O próximo convidado do ciclo "Quintas de Leitura" é o poeta Vítor Nogueira.
Ele é unanimemente reconhecido como uma das vozes mais importantes da chamada "novíssima poesia portuguesa".
Publicou cinco livros de poemas. A saber:
A VOLTA AO MUNDO EM 50 POEMAS (Editorial Minerva, 1999)
SENHOR GOUVEIA (Averno, 2006)
BAGAGEM DE MÃO (&etc, 2007)
NOVAS MEMÓRIAS DE ANSIÃES (com A. M. Pires Cabaral, Manuel de Freitas e Rui Pires Cabral. Averno, 2007)
COMÉRCIO TRADICIONAL (Averno, 2008)
O guião poético da sessão do próximo dia 23 de Abril incluirá poemas de três destes livros.
As leituras ficarão a cargo dos actores Maria do Céu Ribeiro, Paulo Campos dos Reis, Pedro Lamares e ainda de Susana Menezes.
Iniciamos hoje a divulgação de alguns dos poemas que serão lidos na referida sessão.
A RAZÃO PELA QUAL O SOL AQUECE
O Sol aquece devagar. Sempre assim foi
na Rua Alexandre Herculano, a rua onde
o Senhor Gouveia um dia desejou ser poeta,
ao tirar pela primeira vez o chapéu a uma senhora,
talvez em meados da década de cinquenta.
De resto, o Senhor Gouveia nunca procurou
a razão pela qual o Sol aquece devagar a Rua
Alexandre Herculano. Nunca soube porquê,
mas acha bem.
*
ÀS VEZES OS PÁSSAROS
Às vezes os pássaros encaixam voos exóticos
no céu recortado pelos prédios. Deixam-se cair,
sem que alguém os possa acusar de suicídio.
A Rua Alexandre Herculano tem destas coisas,
verdadeiramente indecifráveis.
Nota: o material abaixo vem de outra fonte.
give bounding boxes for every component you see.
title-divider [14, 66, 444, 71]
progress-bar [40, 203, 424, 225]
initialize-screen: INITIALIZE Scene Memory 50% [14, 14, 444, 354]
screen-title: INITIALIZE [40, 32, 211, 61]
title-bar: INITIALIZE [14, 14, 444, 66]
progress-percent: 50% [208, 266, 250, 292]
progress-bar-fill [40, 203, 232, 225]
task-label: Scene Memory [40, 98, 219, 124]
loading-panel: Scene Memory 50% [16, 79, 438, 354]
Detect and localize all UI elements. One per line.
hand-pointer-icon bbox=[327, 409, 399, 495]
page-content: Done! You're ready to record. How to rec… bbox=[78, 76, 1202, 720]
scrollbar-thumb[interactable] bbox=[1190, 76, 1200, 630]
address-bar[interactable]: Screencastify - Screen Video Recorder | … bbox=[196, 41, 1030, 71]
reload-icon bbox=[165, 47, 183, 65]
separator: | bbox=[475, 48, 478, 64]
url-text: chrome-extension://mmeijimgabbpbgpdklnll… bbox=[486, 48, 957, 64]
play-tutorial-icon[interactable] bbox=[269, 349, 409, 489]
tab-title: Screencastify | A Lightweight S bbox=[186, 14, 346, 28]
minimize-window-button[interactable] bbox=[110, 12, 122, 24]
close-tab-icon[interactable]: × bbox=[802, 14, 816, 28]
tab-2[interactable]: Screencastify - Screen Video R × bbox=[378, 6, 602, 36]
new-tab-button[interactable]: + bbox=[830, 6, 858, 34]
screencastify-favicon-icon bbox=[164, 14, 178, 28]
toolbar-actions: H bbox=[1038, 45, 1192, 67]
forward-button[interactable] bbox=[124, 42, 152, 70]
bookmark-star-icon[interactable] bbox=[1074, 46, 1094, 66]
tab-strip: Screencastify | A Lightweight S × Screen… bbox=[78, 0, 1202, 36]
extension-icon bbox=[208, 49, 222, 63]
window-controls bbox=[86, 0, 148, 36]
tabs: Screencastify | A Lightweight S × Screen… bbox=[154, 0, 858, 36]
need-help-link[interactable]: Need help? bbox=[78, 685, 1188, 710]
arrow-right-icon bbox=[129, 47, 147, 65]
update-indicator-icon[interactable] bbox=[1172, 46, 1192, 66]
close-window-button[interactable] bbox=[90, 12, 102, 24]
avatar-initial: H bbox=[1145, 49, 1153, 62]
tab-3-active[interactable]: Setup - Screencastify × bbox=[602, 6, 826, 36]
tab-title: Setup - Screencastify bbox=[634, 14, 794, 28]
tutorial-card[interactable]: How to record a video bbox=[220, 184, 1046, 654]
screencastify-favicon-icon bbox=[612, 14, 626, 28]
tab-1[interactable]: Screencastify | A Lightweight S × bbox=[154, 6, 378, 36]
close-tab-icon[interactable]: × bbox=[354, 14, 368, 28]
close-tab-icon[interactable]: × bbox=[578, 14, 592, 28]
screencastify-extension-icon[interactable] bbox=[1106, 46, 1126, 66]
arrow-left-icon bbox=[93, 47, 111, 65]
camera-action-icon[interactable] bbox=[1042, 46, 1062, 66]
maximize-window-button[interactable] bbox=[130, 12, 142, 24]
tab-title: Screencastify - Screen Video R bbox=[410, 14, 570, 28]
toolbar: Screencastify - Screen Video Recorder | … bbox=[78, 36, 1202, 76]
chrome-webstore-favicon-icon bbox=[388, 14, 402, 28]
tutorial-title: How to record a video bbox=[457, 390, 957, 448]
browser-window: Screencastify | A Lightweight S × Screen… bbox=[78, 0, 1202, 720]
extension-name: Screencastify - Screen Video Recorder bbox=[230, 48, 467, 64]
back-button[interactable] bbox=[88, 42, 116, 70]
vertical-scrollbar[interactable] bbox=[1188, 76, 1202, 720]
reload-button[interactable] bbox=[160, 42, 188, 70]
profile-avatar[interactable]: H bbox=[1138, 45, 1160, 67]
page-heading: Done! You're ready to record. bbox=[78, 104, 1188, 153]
Coisas fundas
a que me venho habituando desde que aluguei quarto
na casa do Senhor Gouveia, que um dia desejou
ser poeta e entretanto simplesmente
aluga quartos.
*
JÁ DEPOIS DA MEIA-NOITE, TRÊS RAPAZES
Já depois da meia-noite, três rapazes
acendem cigarros com palavras,
esquecidos dos vizinhos e do sono
que os retém no interior dos edifícios.
É um sono fácil o que, justos,
os vizinhos cultivam desde sempre.
Em toda a rua, só o Senhor Gouveia
sabe o que é contar carneiros. Lá fora
três rapazes continuam, cigarros acesos
com palavras. A rua dorme, não se importa.
O Senhor Gouveia chega a ponderar
um telefonema para a polícia. Ao invés, escreve
um soneto. Enfim, saiu-lhe
mal (nada que nunca tenha acontecido).